A Change of Control on the part of User shall be deemed an assignment or transfer and, in such event, Supplier may terminate this Agreement without any penalty.
This Agreement shall be binding upon and inure to the benefit of Supplier’s successors and assigns and User’s End Users.
19. Publicity Rights.
Client agrees to a press release announcing this Agreement within ten (10) working days of the execution of this Agreement, subject to review and approval of the release by the Client. Supplier may include Client’s name and logo among its list of customers and may include a brief description of the Product(s), Solutions, and Services furnished hereunder. KPA may also reference Client and Client solution in promotional materials produced at KPA’s expense that include but are not limited to (i) press releases, (ii) images, (iii) solution description, (iv) interviews, and (v) published articles and reports. Client also agrees to allow KPA to use metrics generated and other benefits resulting from the deployment of Product(s), Solutions, and Services for promotional purposes.

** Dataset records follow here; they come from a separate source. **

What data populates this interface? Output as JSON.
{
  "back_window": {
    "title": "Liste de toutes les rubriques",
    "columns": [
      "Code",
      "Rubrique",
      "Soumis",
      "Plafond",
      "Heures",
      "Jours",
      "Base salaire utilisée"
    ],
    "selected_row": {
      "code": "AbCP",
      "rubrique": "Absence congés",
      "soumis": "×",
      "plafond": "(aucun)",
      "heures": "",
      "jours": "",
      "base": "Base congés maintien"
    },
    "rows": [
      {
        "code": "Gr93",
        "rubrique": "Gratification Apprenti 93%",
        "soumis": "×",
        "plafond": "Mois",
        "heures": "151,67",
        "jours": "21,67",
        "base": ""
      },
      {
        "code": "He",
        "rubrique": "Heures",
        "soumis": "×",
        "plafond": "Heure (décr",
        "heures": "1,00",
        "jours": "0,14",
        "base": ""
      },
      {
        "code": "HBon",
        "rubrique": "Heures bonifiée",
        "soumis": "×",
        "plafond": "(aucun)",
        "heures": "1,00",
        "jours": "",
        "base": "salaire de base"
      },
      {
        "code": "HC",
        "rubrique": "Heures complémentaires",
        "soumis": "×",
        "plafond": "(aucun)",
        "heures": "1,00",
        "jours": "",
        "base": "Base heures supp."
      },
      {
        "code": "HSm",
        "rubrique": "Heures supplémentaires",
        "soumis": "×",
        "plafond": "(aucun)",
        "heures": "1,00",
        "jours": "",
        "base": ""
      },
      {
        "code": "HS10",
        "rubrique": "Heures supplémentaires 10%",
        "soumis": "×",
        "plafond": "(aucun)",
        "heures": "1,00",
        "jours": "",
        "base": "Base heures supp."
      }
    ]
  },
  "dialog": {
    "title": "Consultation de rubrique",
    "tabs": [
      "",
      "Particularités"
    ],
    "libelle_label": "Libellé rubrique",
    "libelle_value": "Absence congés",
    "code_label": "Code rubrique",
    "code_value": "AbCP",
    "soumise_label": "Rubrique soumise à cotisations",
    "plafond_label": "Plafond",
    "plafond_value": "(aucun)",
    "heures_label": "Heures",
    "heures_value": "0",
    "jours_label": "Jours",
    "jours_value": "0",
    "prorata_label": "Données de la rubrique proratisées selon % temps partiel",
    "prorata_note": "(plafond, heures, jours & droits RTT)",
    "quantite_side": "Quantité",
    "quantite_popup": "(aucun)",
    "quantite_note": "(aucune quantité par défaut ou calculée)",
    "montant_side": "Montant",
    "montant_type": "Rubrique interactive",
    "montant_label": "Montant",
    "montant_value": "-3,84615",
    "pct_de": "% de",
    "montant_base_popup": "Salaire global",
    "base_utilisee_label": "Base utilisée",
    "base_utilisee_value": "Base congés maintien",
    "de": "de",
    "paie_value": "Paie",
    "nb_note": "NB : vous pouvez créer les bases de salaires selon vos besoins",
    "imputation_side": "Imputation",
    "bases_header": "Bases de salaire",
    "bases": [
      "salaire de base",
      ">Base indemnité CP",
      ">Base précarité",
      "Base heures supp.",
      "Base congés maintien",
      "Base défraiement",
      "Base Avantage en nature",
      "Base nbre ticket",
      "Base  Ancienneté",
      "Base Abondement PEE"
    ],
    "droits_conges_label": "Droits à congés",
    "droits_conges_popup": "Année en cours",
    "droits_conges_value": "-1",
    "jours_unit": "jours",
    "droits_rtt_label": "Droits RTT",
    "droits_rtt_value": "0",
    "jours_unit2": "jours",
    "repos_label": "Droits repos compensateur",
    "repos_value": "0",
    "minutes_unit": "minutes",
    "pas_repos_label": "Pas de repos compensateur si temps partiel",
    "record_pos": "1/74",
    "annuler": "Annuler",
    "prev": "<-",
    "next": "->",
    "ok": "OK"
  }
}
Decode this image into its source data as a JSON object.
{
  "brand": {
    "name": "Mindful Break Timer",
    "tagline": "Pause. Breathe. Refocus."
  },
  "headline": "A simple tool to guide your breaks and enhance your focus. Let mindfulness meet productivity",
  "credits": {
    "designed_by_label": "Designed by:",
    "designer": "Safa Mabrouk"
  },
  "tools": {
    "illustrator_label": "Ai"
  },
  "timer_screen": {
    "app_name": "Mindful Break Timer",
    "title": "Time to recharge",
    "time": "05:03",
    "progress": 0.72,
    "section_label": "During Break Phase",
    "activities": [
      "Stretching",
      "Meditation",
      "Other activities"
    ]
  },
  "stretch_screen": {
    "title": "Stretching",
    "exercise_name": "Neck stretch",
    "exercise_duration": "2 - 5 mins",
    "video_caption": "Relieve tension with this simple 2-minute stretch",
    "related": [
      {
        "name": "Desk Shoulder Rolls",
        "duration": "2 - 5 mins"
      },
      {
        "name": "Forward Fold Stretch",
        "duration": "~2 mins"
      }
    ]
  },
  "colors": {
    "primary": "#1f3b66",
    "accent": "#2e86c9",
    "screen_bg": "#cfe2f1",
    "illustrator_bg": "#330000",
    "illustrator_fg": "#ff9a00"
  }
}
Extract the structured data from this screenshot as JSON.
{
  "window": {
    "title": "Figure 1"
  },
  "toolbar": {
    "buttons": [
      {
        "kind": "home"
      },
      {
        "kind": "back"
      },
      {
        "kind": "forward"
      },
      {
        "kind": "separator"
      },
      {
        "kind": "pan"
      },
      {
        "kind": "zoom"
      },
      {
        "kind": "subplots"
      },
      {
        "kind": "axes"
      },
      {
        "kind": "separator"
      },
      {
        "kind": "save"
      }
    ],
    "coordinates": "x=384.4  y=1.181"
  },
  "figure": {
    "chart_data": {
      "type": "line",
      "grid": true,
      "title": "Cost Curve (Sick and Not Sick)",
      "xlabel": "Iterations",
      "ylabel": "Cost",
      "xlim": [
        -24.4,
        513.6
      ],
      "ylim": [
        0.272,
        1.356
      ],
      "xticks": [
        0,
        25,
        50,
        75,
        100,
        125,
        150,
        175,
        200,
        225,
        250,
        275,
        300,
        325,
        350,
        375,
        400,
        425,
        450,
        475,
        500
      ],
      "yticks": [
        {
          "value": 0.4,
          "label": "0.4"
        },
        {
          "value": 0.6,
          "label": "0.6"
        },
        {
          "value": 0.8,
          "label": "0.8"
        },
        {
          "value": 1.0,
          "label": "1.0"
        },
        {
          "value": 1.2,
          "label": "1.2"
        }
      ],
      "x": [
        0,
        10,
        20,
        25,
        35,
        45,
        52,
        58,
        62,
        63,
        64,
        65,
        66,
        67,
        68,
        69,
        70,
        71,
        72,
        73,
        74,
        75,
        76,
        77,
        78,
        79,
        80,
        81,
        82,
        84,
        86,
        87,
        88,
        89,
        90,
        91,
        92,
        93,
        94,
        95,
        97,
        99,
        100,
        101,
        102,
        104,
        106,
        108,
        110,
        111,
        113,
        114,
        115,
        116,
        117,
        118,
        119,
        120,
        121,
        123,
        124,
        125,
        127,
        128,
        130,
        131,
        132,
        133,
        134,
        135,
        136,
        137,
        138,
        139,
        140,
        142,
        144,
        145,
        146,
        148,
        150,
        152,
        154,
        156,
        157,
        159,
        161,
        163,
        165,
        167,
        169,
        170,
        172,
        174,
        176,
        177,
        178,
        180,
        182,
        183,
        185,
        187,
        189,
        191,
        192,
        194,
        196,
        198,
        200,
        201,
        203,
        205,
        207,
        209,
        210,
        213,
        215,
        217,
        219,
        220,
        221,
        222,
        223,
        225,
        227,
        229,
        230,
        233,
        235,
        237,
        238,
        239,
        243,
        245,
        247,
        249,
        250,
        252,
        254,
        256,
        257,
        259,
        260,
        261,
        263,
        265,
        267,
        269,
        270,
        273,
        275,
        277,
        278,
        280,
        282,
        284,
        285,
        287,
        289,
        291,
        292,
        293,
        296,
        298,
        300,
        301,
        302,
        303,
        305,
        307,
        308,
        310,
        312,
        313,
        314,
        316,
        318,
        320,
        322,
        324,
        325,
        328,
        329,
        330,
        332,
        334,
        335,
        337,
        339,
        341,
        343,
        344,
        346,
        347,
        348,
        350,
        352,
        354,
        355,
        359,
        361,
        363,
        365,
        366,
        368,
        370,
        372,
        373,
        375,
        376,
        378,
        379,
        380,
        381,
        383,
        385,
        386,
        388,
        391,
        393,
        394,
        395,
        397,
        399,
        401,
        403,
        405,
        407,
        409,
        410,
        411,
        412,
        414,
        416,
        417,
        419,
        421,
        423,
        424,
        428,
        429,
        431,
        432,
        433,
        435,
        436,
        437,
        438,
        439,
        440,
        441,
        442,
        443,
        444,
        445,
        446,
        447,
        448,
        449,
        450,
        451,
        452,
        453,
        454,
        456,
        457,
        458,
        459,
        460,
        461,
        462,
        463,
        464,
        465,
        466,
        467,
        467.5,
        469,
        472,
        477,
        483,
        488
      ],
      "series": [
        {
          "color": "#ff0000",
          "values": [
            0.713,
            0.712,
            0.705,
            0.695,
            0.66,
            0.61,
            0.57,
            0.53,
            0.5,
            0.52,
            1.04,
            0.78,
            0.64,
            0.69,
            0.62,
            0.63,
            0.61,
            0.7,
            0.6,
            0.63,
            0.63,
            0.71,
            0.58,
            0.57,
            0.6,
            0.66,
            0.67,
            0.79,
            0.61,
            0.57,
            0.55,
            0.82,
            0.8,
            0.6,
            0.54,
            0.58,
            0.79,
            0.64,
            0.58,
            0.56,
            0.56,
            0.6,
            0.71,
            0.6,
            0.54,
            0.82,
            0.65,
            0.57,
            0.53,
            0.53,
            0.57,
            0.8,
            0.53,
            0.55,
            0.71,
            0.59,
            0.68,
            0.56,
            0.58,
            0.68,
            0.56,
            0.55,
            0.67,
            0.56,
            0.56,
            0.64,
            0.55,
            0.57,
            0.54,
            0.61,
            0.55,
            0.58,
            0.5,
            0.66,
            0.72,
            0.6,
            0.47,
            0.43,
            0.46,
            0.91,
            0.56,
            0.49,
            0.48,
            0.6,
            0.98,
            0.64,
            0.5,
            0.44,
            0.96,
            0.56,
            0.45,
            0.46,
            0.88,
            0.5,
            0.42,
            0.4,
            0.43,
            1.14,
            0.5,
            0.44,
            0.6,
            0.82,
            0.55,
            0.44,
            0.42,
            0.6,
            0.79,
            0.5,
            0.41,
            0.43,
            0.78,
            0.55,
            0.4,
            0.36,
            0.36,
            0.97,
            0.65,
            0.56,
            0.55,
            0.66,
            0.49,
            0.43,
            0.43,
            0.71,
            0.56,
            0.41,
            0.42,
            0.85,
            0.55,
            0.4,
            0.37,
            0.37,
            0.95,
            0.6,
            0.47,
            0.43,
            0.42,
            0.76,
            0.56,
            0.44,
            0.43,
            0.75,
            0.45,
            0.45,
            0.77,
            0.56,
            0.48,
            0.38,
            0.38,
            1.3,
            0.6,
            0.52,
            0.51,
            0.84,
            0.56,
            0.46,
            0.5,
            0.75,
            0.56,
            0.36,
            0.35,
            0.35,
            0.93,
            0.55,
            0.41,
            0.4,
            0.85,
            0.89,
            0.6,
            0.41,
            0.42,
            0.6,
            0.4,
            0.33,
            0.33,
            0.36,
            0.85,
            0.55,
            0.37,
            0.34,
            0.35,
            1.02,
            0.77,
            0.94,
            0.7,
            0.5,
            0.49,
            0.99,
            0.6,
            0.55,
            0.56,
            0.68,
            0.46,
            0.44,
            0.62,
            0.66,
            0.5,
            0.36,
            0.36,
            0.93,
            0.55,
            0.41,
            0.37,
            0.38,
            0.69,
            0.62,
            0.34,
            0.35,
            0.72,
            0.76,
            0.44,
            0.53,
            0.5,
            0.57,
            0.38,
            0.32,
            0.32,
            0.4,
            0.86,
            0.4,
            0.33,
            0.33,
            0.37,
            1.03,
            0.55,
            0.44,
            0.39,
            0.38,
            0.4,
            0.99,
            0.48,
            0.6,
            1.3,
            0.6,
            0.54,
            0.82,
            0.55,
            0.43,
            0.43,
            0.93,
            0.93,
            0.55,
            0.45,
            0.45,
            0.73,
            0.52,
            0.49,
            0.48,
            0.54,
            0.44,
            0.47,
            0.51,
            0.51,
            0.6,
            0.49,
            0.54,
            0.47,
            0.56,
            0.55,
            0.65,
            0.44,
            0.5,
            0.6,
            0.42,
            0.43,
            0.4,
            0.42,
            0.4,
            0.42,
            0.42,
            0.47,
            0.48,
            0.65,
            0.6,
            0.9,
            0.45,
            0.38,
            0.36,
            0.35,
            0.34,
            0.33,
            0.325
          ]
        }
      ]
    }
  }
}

Any notice required or permitted under the terms of this Agreement, or by law, shall be in writing and may be given by personal delivery or certified mail, directed to the Parties, or in any other manner authorized by law.
Any notice given shall be effective when received or if given by certified mail, then 48 hours after the deposit of such notice in the United States mail with postage prepaid.
21. Authority to Execute Agreement
By accepting this Agreement, User indicates that: (i) User understands this Agreement; (ii) User has read it; (iii) User has had the opportunity to have this Agreement reviewed by an attorney or other advisor of choice; (iv) User fully understands the meaning of all its terms and conditions; (v) User agrees to its terms and conditions; and (vi) any individual signing this Agreement on User’s behalf has the authority to execute this Agreement and bind User to its terms.
22. Alternative Dispute Resolution
Any controversy or claim arising out of or relating to this Agreement or its subject matter, or any breach of this Agreement, will be subject to binding arbitration under the commercial rules of JAMS and, if permitted by JAMS, by a single arbitrator, in Denver Colorado. Judgment on the award rendered by the arbitrator(s) may be entered in any court having jurisdiction.
a. Payment of Arbitration Costs
The Company and Employee shall each pay one half of the costs of the arbitration. Each Party shall pay the costs for their witnesses, expert witness fees, or deposition expenses. Each party shall be responsible for their own attorney’s fees in any arbitration and the arbitrator shall not have the authority to award fees to the prevailing party. Provided, however, if a statute specifically permits attorneys’ fees to be awarded then the arbitrator has the authority to award fees in accordance with such statute. At the conclusion of arbitration, the arbitrator may award the prevailing party some or all the arbitration costs.
b. Scope of Arbitration
To the broadest extent permitted by law, the parties agree to submit all their disputes and claims regarding this Agreement, the termination thereof and any related matters. If the law does not permit binding arbitration of a dispute or claim, then the parties agree there shall be no arbitration of that dispute. The parties preserve their rights to seek provisional remedies under Colorado law.
c. Arbitrator’s Powers
The arbitrator shall have the powers provided in Colorado law.
The parties shall have the remedies they would be entitled if the action proceeded in court. The arbitration shall apply and be governed by Colorado law.